Although the work is interesting and apparently well written, there are some points that must be clarified, some related to two drawbacks (that represent the main criticisms) and some relating some missing references for which I was surprised that the Authors did not cite.
In general
One drawback of this work is that it is applied to a single case study only. Why not applying to at least another case, in order to avoid that what is found is just associated to this unique case and cannot extend to other cases? If data are available, it would be interesting to compare with Wenchuan 2008 earthquake. This is done in Chi et al. 2023, but using just a single station.
By the way, regarding to this, there is another interesting paper on the comparison of the two case studies, although analysing different precursory parameters (from atmosphere): Liu et al. 2020, https://doi.org/10.3390/rs12101663.
A second drawback is that it is not clearly explained the presence of the sigmoid in the results in terms of the physics of the earthquake preparation phase. Could you please interpret the results in terms of a physical model? Could it be related to a critical state of the regional crust? Could it be related to a dilatancy model of the lithosphere? How is the role of fluids?
In particular
Title. I suggest to add at the end of the title “(China)” since not all researchers know where Lushan is (especially who did not work on that earthquake).
Line 60. There are exceptions to the sentence “they mostly focused on single-station data”: not only Liu et al. 2019 and Yu et al. 2020 (both already cited by Li et al.) but also Zhu et al. 2019 (Nonlinear Processes in Geophysics, https://doi.org/10.5194/npg-26-371-2019 not cited) to give a recent example of multi-station data analyses.

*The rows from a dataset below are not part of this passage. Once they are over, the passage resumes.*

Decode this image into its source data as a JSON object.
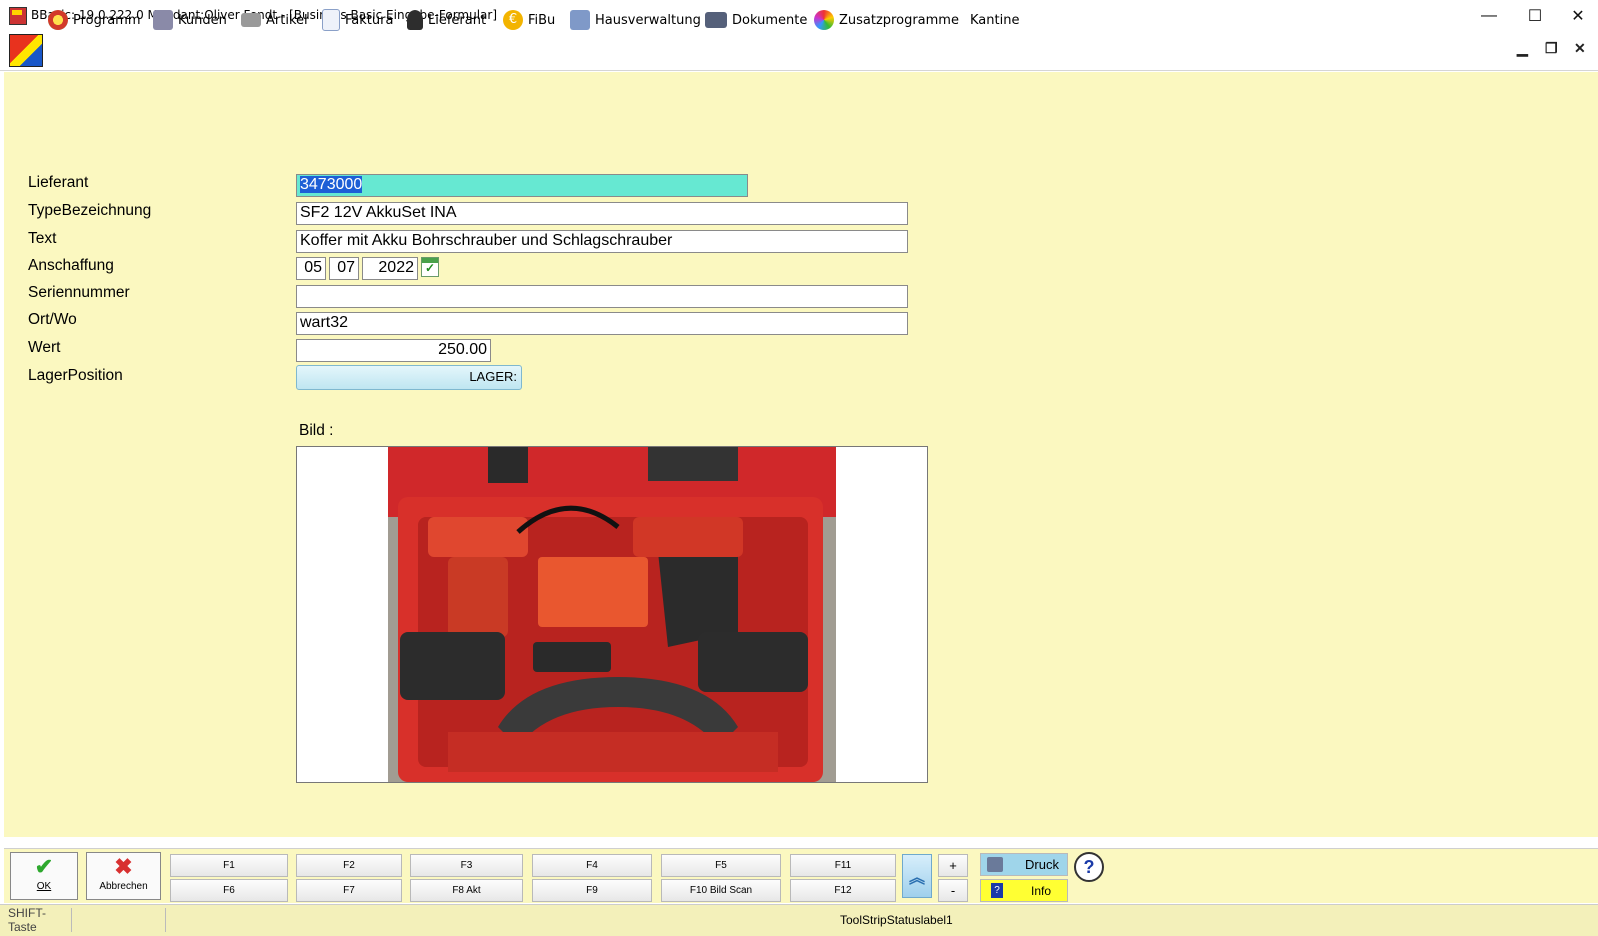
{
  "window": {
    "title": "BBasic: 19.0.222.0 Mandant:Oliver Fendt  - [Business Basic Eingabe-Formular]",
    "minimize": "—",
    "maximize": "☐",
    "close": "✕"
  },
  "menu": {
    "items": [
      {
        "label": "Programm",
        "icon": "programm-icon",
        "color": "#d23a2a"
      },
      {
        "label": "Kunden",
        "icon": "kunden-icon",
        "color": "#6b6b8a"
      },
      {
        "label": "Artikel",
        "icon": "artikel-icon",
        "color": "#7a7a7a"
      },
      {
        "label": "Faktura",
        "icon": "faktura-icon",
        "color": "#8aa0c8"
      },
      {
        "label": "Lieferant",
        "icon": "lieferant-icon",
        "color": "#333333"
      },
      {
        "label": "FiBu",
        "icon": "euro-icon",
        "color": "#e8a200"
      },
      {
        "label": "Hausverwaltung",
        "icon": "house-icon",
        "color": "#6c8bc0"
      },
      {
        "label": "Dokumente",
        "icon": "dokumente-icon",
        "color": "#55607a"
      },
      {
        "label": "Zusatzprogramme",
        "icon": "zusatz-icon",
        "color": "#c060c0"
      },
      {
        "label": "Kantine",
        "icon": "",
        "color": ""
      }
    ],
    "mdi_min": "▁",
    "mdi_restore": "❐",
    "mdi_close": "✕"
  },
  "form": {
    "labels": {
      "lieferant": "Lieferant",
      "typebezeichnung": "TypeBezeichnung",
      "text": "Text",
      "anschaffung": "Anschaffung",
      "seriennummer": "Seriennummer",
      "ortwo": "Ort/Wo",
      "wert": "Wert",
      "lagerposition": "LagerPosition",
      "bild": "Bild :"
    },
    "values": {
      "lieferant": "3473000",
      "typebezeichnung": "SF2 12V AkkuSet INA",
      "text": "Koffer mit Akku Bohrschrauber und Schlagschrauber",
      "anschaffung_day": "05",
      "anschaffung_month": "07",
      "anschaffung_year": "2022",
      "seriennummer": "",
      "ortwo": "wart32",
      "wert": "250.00",
      "lagerposition": "LAGER:"
    },
    "selection_color": "#66e8d2"
  },
  "toolbar": {
    "ok": "OK",
    "abbrechen": "Abbrechen",
    "fkeys_top": [
      "F1",
      "F2",
      "F3",
      "F4",
      "F5",
      "F11"
    ],
    "fkeys_bottom": [
      "F6",
      "F7",
      "F8 Akt",
      "F9",
      "F10 Bild Scan",
      "F12"
    ],
    "plus": "+",
    "minus": "-",
    "druck": "Druck",
    "info": "Info",
    "help": "?"
  },
  "statusbar": {
    "shift": "SHIFT-Taste",
    "label1": "ToolStripStatuslabel1"
  },
  "colors": {
    "form_background": "#fbf8c0",
    "druck_button": "#9fd5ea",
    "info_button": "#ffff33"
  }
}
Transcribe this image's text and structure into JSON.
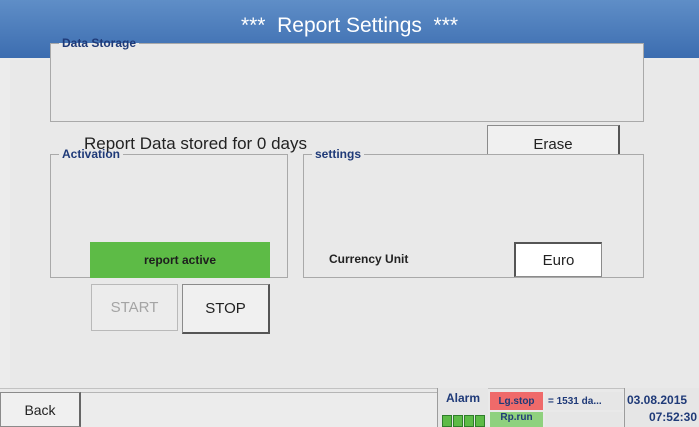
{
  "title": "***  Report Settings  ***",
  "data_storage": {
    "legend": "Data Storage",
    "status_text": "Report Data stored for 0 days",
    "erase_label": "Erase"
  },
  "activation": {
    "legend": "Activation",
    "status": "report active",
    "status_color": "#5dbb46",
    "start_label": "START",
    "stop_label": "STOP"
  },
  "settings": {
    "legend": "settings",
    "currency_label": "Currency Unit",
    "currency_value": "Euro"
  },
  "footer": {
    "back_label": "Back",
    "alarm_label": "Alarm",
    "logger_status": "Lg.stop",
    "logger_status_color": "#ef6a6a",
    "logger_days": "= 1531 da...",
    "report_status": "Rp.run",
    "report_status_color": "#8fd17e",
    "date": "03.08.2015",
    "time": "07:52:30"
  }
}
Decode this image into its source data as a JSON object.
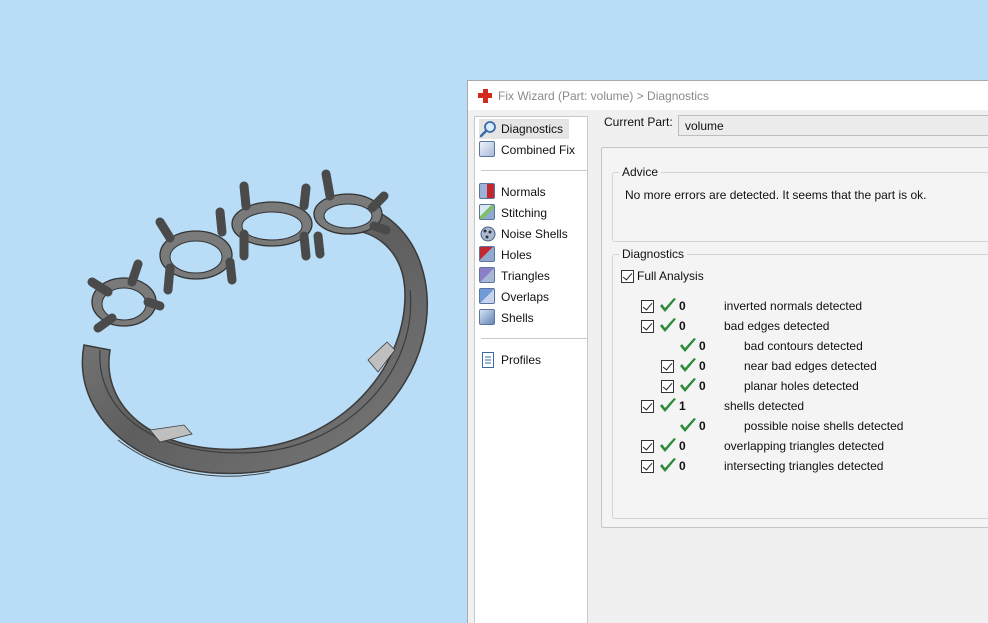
{
  "window": {
    "title": "Fix Wizard (Part: volume) > Diagnostics"
  },
  "sidebar": {
    "items": [
      {
        "label": "Diagnostics",
        "icon": "magnifier-icon",
        "selected": true
      },
      {
        "label": "Combined Fix",
        "icon": "combined-fix-cube-icon"
      },
      {
        "label": "Normals",
        "icon": "normals-cube-icon"
      },
      {
        "label": "Stitching",
        "icon": "stitching-cube-icon"
      },
      {
        "label": "Noise Shells",
        "icon": "noise-shells-icon"
      },
      {
        "label": "Holes",
        "icon": "holes-cube-icon"
      },
      {
        "label": "Triangles",
        "icon": "triangles-cube-icon"
      },
      {
        "label": "Overlaps",
        "icon": "overlaps-cube-icon"
      },
      {
        "label": "Shells",
        "icon": "shells-cube-icon"
      },
      {
        "label": "Profiles",
        "icon": "document-icon"
      }
    ]
  },
  "current_part": {
    "label": "Current Part:",
    "value": "volume"
  },
  "advice": {
    "legend": "Advice",
    "text": "No more errors are detected. It seems that the part is ok."
  },
  "diagnostics": {
    "legend": "Diagnostics",
    "full_analysis_label": "Full Analysis",
    "rows": [
      {
        "count": "0",
        "label": "inverted normals detected",
        "checkbox": true,
        "indent": 0
      },
      {
        "count": "0",
        "label": "bad edges detected",
        "checkbox": true,
        "indent": 0
      },
      {
        "count": "0",
        "label": "bad contours detected",
        "checkbox": false,
        "indent": 1
      },
      {
        "count": "0",
        "label": "near bad edges detected",
        "checkbox": true,
        "indent": 1
      },
      {
        "count": "0",
        "label": "planar holes detected",
        "checkbox": true,
        "indent": 1
      },
      {
        "count": "1",
        "label": "shells detected",
        "checkbox": true,
        "indent": 0
      },
      {
        "count": "0",
        "label": "possible noise shells detected",
        "checkbox": false,
        "indent": 1
      },
      {
        "count": "0",
        "label": "overlapping triangles detected",
        "checkbox": true,
        "indent": 0
      },
      {
        "count": "0",
        "label": "intersecting triangles detected",
        "checkbox": true,
        "indent": 0
      }
    ]
  },
  "colors": {
    "viewport_background": "#b9ddf7",
    "model": "#6f6f6f",
    "check_green": "#2e8b3a",
    "app_icon_red": "#d42a1e"
  }
}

Figure 1 (and rest of the paper). The findings of the work are finally drawn in terms of accumulation of anomalies. This comprehensive way to express the results, in my knowledge, has been firstly proposed by De Santis et al. 2017 (https://doi.org/10.1016/j.epsl.2016.12.037) in a study of satellite magnetic field data in occasion of the large 2015 Nepal earthquake. In that paper, it was also introduced the notation “S-shape” for the first time, as it is also used in this paper (e.g. see Figure 10 caption).
Line 175 and following. Why did you choose the window size of 7 days? How critical could this choice be?
Line 242. Are you sure that std_error is the root mean square error? From the name it looks like the standard deviation error (the two quantities are different because of a slightly different denominator).
There are section 5 (Results) and section 6 (Conclusion). What is missing is a section “Discussion”, that is partly present in section 5.
Minor points
There are several words interrupted by a “-“: e.g. “dam-age”(Line 24), “sur-face” (line 38), “phenome-non” (line 57), etc. Please join the two parts in just one.
Line 86. “two sections”: do you mean “next section”?
Line 200 (equation (9)). Which is the “sigmod” function? Is it actually “sigmoid” as introduced in the line before?
Figure 9. The numbers at the axes are too small. Please enlarge them in order to let them more visible.